The only unusual feature of the transaction with Iron Man was that she did not look me in the eye when she handed over the money and I made out her ticket. Nine times out of ten she winks or grins at me at precisely this moment, when her back is turned to the john. A minute later, and they were out the door. It didn’t occur to me to fear for her safety; after all, she had clearly tamed him already—and she was Chanya.
“That’s really the way it went, and there’s no more I can tell you,” I explain to Vikorn and my mother, back at the club. It is three-thirteen a.m. by the clock on the fax machine, and none of u
s are in the mood for sleep.
“She didn’t look you in the eye when she handed you her bar fine? That is unusual. I’ve seen her, she likes you, she always looks you in the eye and winks. I think she has a thing for you.” My mother has picked up on this rather female detail. Vikorn is clearly back in Maigret mode, on a plane of lofty strategy beyond our reach. Nong and I wait for the pronouncement. He rubs his jaw.
“There’s nothing more we can do tonight. Tomorrow we’ll send in a forensic team to take pictures—nothing too thorough, though. Sonchai will arrange for removal of the body. He’ll get the authorization for immediate incineration from—well, I’ll find someone. He’ll lose the passport. The farang was probably AWOL from some dreary little town in the South where he was supposed to be looking out for men with black beards wearing Bin Laden T-shirts, so the chances are no one knows where he is. She obviously got the opium from him and the pipe too, so it looks as if he’s been in Cambodia. Looks like he was not entirely the weightlifting moron he pretended to be, either. He at least had the imagination to try a little poppy sap. It could be weeks before he’s traced to here, though I expect they’ll come calling eventually. I don’t see any real risk, so long as we lie low and Chanya disappears for a month or so and changes her hair. I don’t want them interrogating her. We don’t know what she got up to in America.” Turning to Nong: “You better talk to her, woman to woman, find out where her head is really at.” Then turning to me: “Or maybe you should do that, since you two seem to get along so well. Try to get her in a good mood. We don’t want you to wind up castrated, too.”

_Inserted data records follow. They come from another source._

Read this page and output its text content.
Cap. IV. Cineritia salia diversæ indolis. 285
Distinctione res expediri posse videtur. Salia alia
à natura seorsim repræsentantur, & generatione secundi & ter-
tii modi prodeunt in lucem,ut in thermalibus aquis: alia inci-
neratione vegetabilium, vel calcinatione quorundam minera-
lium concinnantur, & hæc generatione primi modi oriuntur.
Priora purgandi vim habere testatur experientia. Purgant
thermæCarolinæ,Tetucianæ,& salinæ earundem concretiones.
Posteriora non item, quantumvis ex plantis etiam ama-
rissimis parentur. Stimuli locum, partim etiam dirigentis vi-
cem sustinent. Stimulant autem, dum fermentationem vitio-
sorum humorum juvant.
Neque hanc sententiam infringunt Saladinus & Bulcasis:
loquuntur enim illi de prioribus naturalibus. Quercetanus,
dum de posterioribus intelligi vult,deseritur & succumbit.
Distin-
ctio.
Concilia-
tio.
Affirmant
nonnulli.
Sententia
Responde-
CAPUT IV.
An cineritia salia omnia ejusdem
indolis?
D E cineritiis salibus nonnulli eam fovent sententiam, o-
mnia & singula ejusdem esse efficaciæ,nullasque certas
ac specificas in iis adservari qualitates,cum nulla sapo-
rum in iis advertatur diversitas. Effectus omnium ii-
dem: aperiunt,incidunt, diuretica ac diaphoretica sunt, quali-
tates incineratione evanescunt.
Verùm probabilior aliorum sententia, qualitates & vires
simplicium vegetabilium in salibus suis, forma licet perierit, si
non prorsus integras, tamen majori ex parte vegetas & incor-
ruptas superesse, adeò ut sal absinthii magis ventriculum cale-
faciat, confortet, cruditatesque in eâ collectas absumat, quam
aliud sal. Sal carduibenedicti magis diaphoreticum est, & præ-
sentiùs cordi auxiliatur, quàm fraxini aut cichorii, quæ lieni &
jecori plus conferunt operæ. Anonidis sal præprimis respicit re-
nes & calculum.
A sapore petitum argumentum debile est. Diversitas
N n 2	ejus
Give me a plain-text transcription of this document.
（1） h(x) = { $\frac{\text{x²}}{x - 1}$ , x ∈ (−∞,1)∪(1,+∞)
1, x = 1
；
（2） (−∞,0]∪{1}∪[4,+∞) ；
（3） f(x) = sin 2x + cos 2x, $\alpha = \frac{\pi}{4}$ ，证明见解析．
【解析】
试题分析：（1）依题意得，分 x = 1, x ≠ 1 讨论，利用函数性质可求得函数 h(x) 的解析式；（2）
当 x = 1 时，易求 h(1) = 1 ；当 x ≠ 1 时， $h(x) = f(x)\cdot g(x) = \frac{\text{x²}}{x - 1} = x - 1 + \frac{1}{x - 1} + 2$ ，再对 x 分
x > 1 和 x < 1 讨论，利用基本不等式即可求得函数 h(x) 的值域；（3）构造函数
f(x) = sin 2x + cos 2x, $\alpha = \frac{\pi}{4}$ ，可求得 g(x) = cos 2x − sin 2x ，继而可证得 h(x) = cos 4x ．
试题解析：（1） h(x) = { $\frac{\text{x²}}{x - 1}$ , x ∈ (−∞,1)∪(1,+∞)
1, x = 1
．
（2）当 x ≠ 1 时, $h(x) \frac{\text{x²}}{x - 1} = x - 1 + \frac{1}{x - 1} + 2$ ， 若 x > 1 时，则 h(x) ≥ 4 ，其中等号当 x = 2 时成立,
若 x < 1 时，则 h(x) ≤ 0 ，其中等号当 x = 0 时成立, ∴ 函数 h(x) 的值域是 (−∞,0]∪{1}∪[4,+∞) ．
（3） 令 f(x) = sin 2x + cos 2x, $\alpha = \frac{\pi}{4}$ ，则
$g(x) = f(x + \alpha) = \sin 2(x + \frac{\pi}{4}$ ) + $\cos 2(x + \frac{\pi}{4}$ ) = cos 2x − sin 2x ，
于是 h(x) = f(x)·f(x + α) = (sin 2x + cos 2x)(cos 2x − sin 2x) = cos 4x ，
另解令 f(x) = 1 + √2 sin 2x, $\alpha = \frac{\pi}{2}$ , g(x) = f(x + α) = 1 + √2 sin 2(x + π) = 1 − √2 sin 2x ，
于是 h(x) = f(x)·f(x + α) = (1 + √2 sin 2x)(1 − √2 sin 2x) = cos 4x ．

My mother laughs politely at this incredibly tasteless joke—he is the major shareholder, after all. I go out into the street to call him a taxi because he doesn’t want his limo to be seen again tonight on Soi Cowboy. All the bars are shut, but the street is now crammed with cooked food stalls, which invariably appear after the two a.m. curfew to fill the street with delicious aromas, serving exclusively Thai dishes to a thousand hungry hookers babbling to one another with stories of the night. It is a peaceful scene and one I have grown to love, despite the serious religious misgivings I have about working in the trade and making money out of women in a way that is expressly forbidden by the Buddha. Sometimes our sins are a compulsion of karma: the Buddha rubs our face in it until we are so sick of our error, we would rather die than go that way again. (But if that is the case, why do I feel so good? Why is the whole street in a festive mood? Did the rules change? Is monogamy an experiment that failed, like communism?)